Democrats seized on the CBO analysis Thursday afternoon to renew their demand that congressional Republicans come to the bargaining table to work out a budget deal that would blunt or eliminate the sequester law, which was designed to reduce spending by $1.2 trillion over the coming decade.

RELATED: SEQUESTER PART II GIVES OBAMA CONTROL OF THE BUDGET

House Republican leaders have refused to enter into negotiations with Senate Democrats over a compromise budget until the White House and Democratic leaders abandon their call for a second round of higher taxes on the wealthy to help achieve long term deficit reduction.

“This report puts a clear price on failure to replace the across-the-board cuts in the sequester: up to 1.6 million fewer jobs by the end of FY 2014,” said Rep. Chris Van Hollen of Maryland, the ranking Democrat on the House Budget Committee who commissioned the CBO analysis. “While we’ve made important economic progress in the last few years, it is indefensible that Congress would impose self-inflicted wounds on our still-recovering economy – especially while so many families are still struggling to make ends meet.”

CBO Director Douglas Elmendorf cautioned in a letter to Van Hollen that cancelation of the sequester would add to the nation’s debt and might have longer term adverse effects on the economy.

“Although output would be greater and employment higher in the next few years if the spending reductions under current law were reversed, that policy would lead to greater federal debt, which would eventually reduce the nation’s output and income below what would occur under current law,” Elmendorf wrote.

“Moreover, boosting debt above the amounts projected under current law would diminish policymakers’ ability to use tax and spending policies to respond to unexpected future challenges and would increase the risk of a fiscal crisis (in which the government would lose
the ability to borrow money at affordable interest rates),” he said.
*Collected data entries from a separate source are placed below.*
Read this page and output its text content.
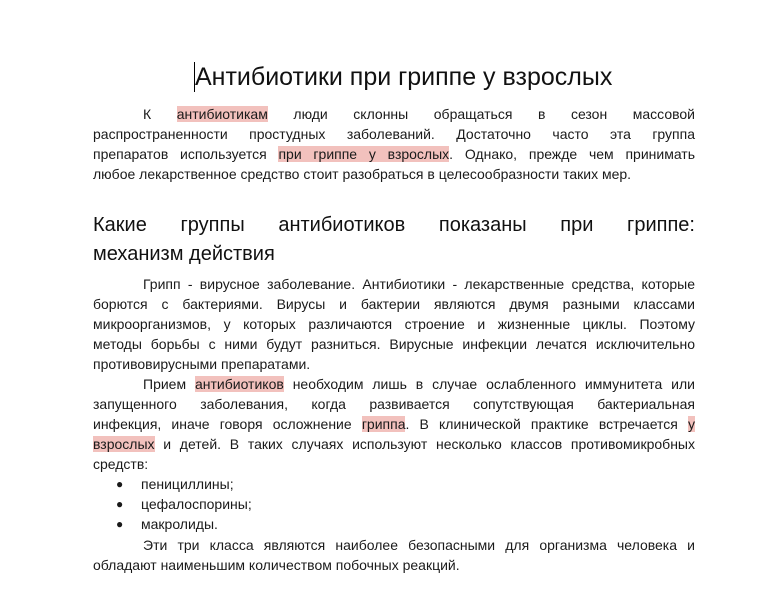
Антибиотики при гриппе у взрослых
К антибиотикам люди склонны обращаться в сезон массовой
распространенности простудных заболеваний. Достаточно часто эта группа
препаратов используется при гриппе у взрослых. Однако, прежде чем принимать
любое лекарственное средство стоит разобраться в целесообразности таких мер.
Какие группы антибиотиков показаны при гриппе:
механизм действия
Грипп - вирусное заболевание. Антибиотики - лекарственные средства, которые
борются с бактериями. Вирусы и бактерии являются двумя разными классами
микроорганизмов, у которых различаются строение и жизненные циклы. Поэтому
методы борьбы с ними будут разниться. Вирусные инфекции лечатся исключительно
противовирусными препаратами.
Прием антибиотиков необходим лишь в случае ослабленного иммунитета или
запущенного заболевания, когда развивается сопутствующая бактериальная
инфекция, иначе говоря осложнение гриппа. В клинической практике встречается у
взрослых и детей. В таких случаях используют несколько классов противомикробных
средств:
● пенициллины;
● цефалоспорины;
● макролиды.
Эти три класса являются наиболее безопасными для организма человека и
обладают наименьшим количеством побочных реакций.
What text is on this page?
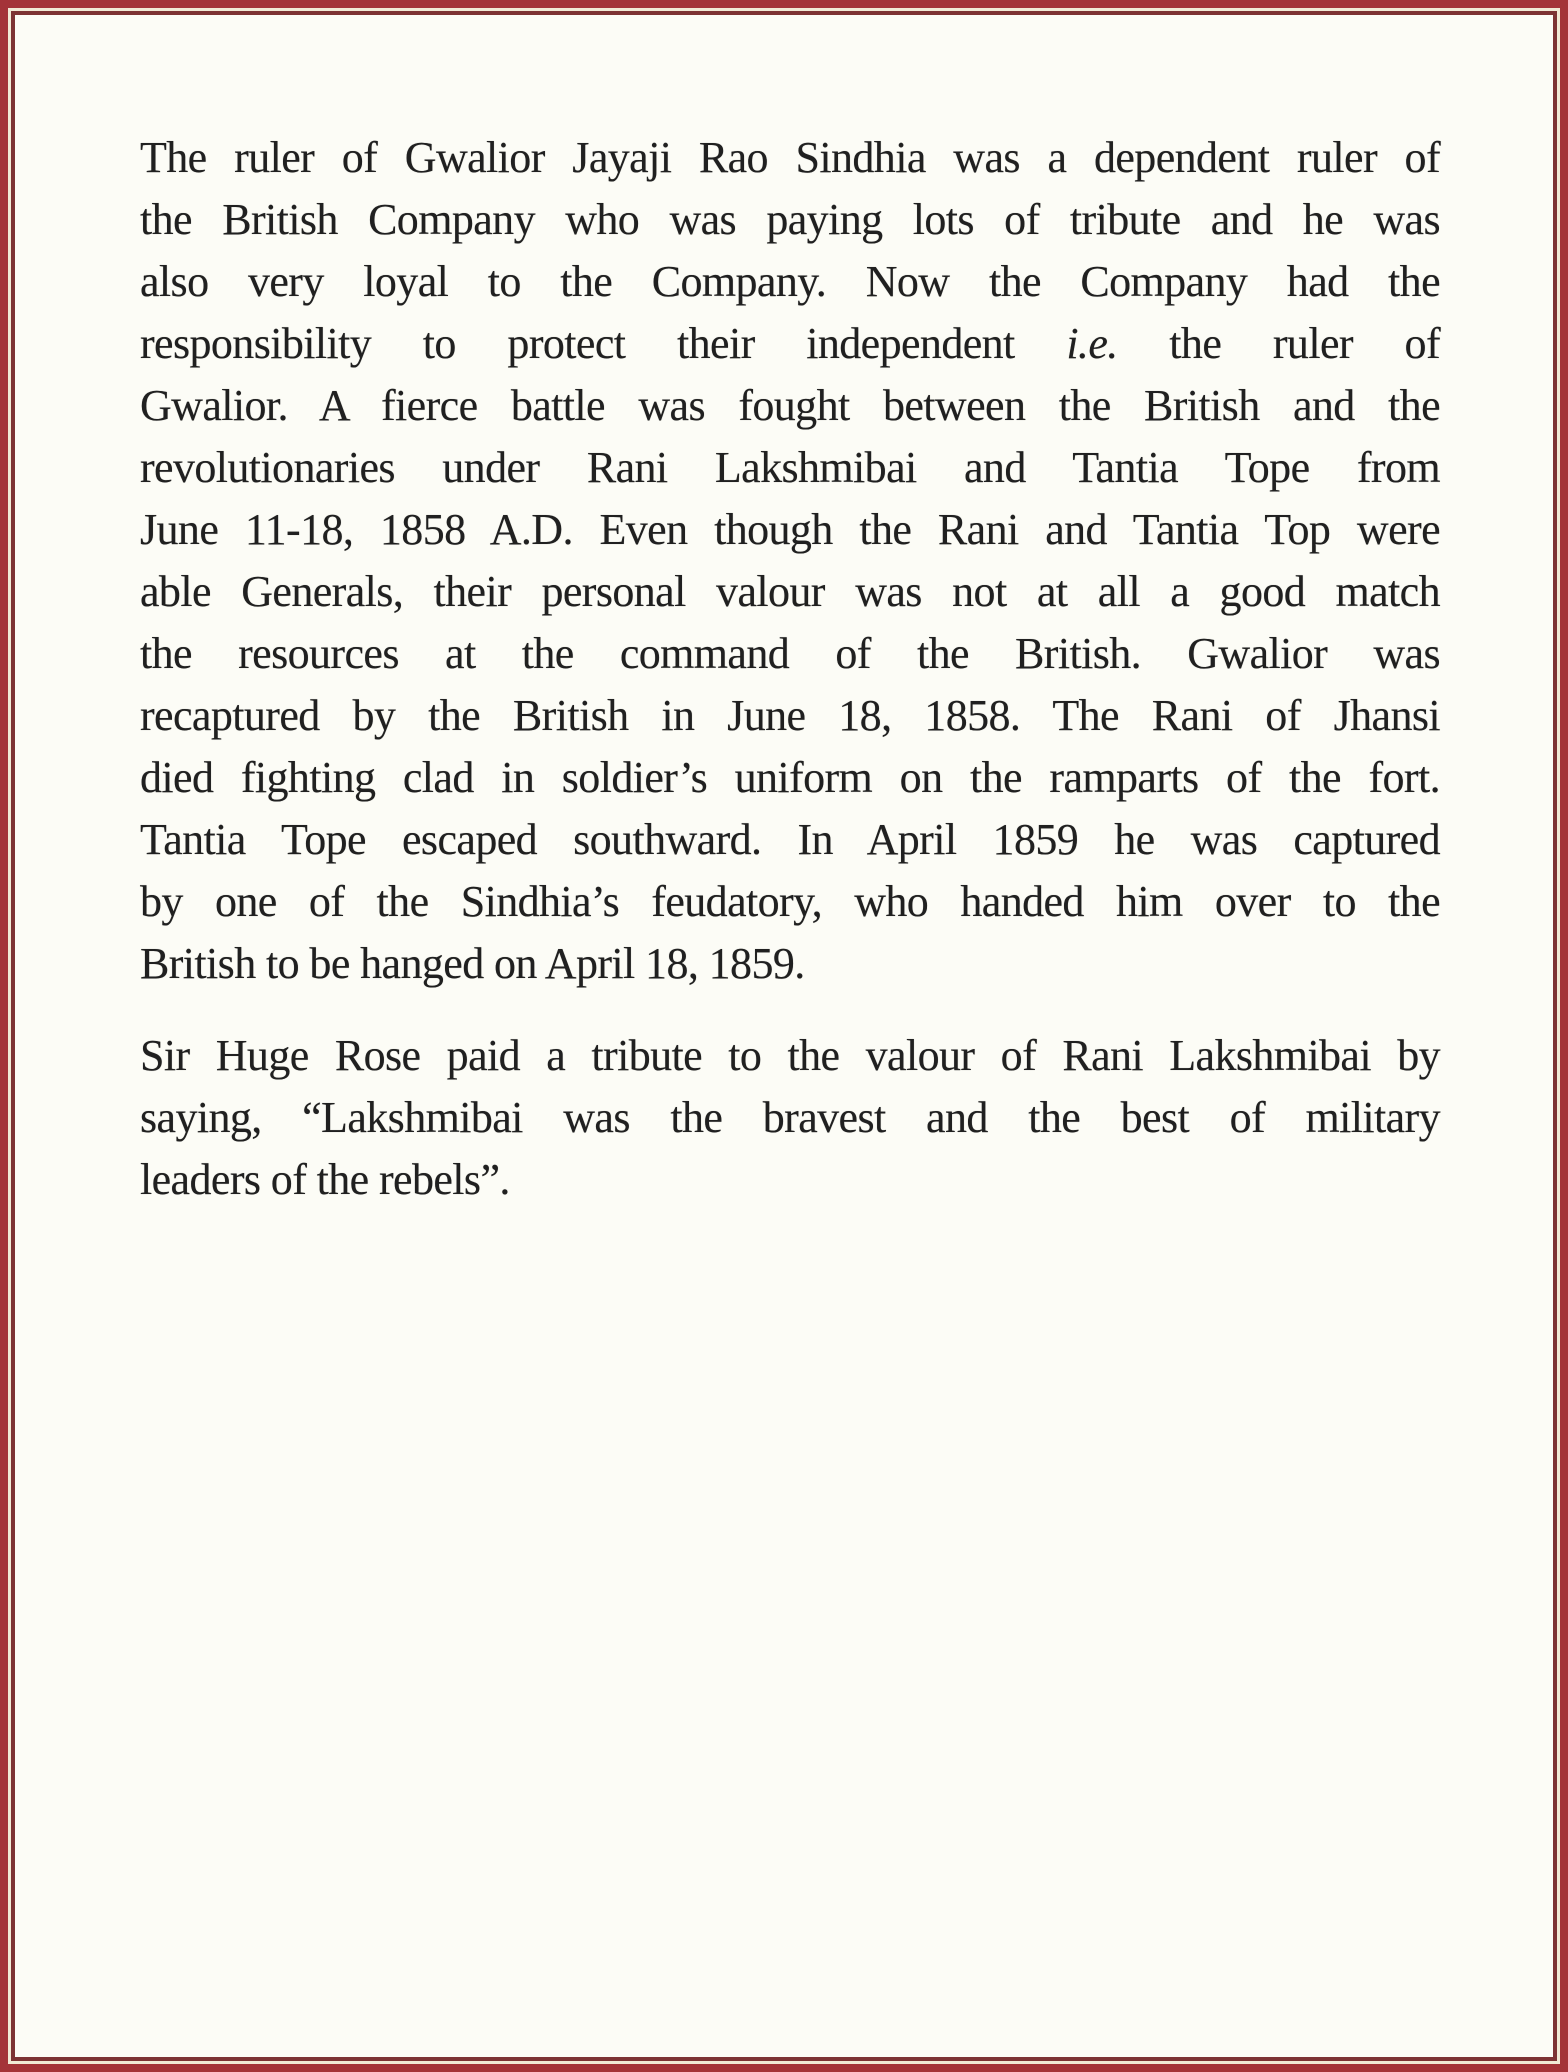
The ruler of Gwalior Jayaji Rao Sindhia was a dependent ruler of
the British Company who was paying lots of tribute and he was
also very loyal to the Company. Now the Company had the
responsibility to protect their independent i.e. the ruler of
Gwalior. A fierce battle was fought between the British and the
revolutionaries under Rani Lakshmibai and Tantia Tope from
June 11-18, 1858 A.D. Even though the Rani and Tantia Top were
able Generals, their personal valour was not at all a good match
the resources at the command of the British. Gwalior was
recaptured by the British in June 18, 1858. The Rani of Jhansi
died fighting clad in soldier’s uniform on the ramparts of the fort.
Tantia Tope escaped southward. In April 1859 he was captured
by one of the Sindhia’s feudatory, who handed him over to the
British to be hanged on April 18, 1859.
Sir Huge Rose paid a tribute to the valour of Rani Lakshmibai by
saying, “Lakshmibai was the bravest and the best of military
leaders of the rebels”.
The automatic cuts kicked in last October, after congressional leaders and the White House were unable to agree on alternative cuts and tax increases to achieve tough spending targets mandated by the Budget Control Act – the law passed in the summer of 2011 to bring the last debt ceiling crisis to an end.
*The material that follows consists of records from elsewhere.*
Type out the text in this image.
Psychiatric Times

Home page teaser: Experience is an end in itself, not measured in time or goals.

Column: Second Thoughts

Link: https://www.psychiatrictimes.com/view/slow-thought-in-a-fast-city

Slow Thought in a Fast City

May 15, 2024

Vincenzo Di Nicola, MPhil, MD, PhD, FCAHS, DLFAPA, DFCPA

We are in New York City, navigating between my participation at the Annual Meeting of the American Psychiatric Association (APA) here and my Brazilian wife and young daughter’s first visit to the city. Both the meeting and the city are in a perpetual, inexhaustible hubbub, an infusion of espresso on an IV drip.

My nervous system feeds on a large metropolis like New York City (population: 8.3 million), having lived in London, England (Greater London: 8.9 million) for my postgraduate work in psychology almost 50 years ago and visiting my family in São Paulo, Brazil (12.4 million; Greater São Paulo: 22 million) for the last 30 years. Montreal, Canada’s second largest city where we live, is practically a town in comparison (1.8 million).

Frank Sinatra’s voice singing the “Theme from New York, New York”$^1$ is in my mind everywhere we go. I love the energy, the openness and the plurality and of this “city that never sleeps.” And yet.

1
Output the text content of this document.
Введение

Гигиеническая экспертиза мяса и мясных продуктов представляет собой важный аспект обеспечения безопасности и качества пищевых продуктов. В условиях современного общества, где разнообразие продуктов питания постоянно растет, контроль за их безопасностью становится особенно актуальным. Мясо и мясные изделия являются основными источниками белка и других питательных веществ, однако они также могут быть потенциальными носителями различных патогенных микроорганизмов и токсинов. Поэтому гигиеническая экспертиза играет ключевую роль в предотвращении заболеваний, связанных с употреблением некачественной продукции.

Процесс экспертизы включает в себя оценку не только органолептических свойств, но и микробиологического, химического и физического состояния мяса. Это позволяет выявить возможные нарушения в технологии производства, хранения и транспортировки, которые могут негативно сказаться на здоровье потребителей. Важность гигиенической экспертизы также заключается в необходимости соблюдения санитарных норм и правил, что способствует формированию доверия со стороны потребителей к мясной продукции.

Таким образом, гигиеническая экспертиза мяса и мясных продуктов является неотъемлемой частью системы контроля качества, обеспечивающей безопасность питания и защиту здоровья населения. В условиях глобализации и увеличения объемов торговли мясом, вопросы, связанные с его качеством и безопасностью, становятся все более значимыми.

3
RELATED: FEDERAL WORKERS ORGANIZE TO BLOCK THE SEQUESTER

Since then, Democrats and Republicans have proven incapable of agreeing to the basic contours for a fiscal 2014 budget, let alone a new debt ceiling that will be needed by late this fall to prevent a first-ever default on U.S. debt. The Department of Defense and other federal agencies have had to absorb about $90 billion of discretionary spending savings this year, and would have to make about the same amount of cuts next year unless Congress and the White House agree to somehow turn off  the sequester .

By canceling the automatic spending reductions this summer, as Van Hollen and other House and Senate Democrats favor, Congress would boost government spending relative to the current law by $14 billion for the remainder of fiscal 2013 and by $90 billion in fiscal 2014, according to the new CBO analysis. Government outlays would rise by an additional $62 billion in subsequent years.

Those changes would increase the level of inflation-adjusted gross domestic product by 0.7 percent and increase the level of employment by 900,000 in the third quarter of calendar 2014  relative to the levels projected under current law, according to the CBO. Real GDP could range between two-tenths of one percent to 1.3 percent higher if the sequester were called off. That would mean there would be 300,000 to 1.6 million more jobs than under current law, according to the analysis.

“This report makes it even clearer that we need to replace sequestration as quickly as possible,” said Senate Budget Committee Chairwoman Patty Murray, a Washington State Democrat. “It’s hurting our families, our national security, and our economic recovery—and I urge Republicans to join us in a budget conference so we can work together to end these automatic cuts before they do even more damage.”

Murray spoke on the Senate floor about the impact of sequestration in Washington state, including the brain surgeries at military hospitals that are being delayed because of cuts from sequestration.

Earlier this week, Murray held a hearing on the adverse impact of the sequester on the Pentagon and civilian employees who are facing unpaid furloughs. With nearly one in two federal workers facing enforced unpaid leaves of absence to help meet stringent deficit reduction mandated by sequestration, about 6,000 employees have filed appeals with the Merit Systems Protection Board to block the furloughs or recover lost pay. Meanwhile, labor unions are galvanizing public employees across the country to fight the sequester and are taking their case to Capitol Hill.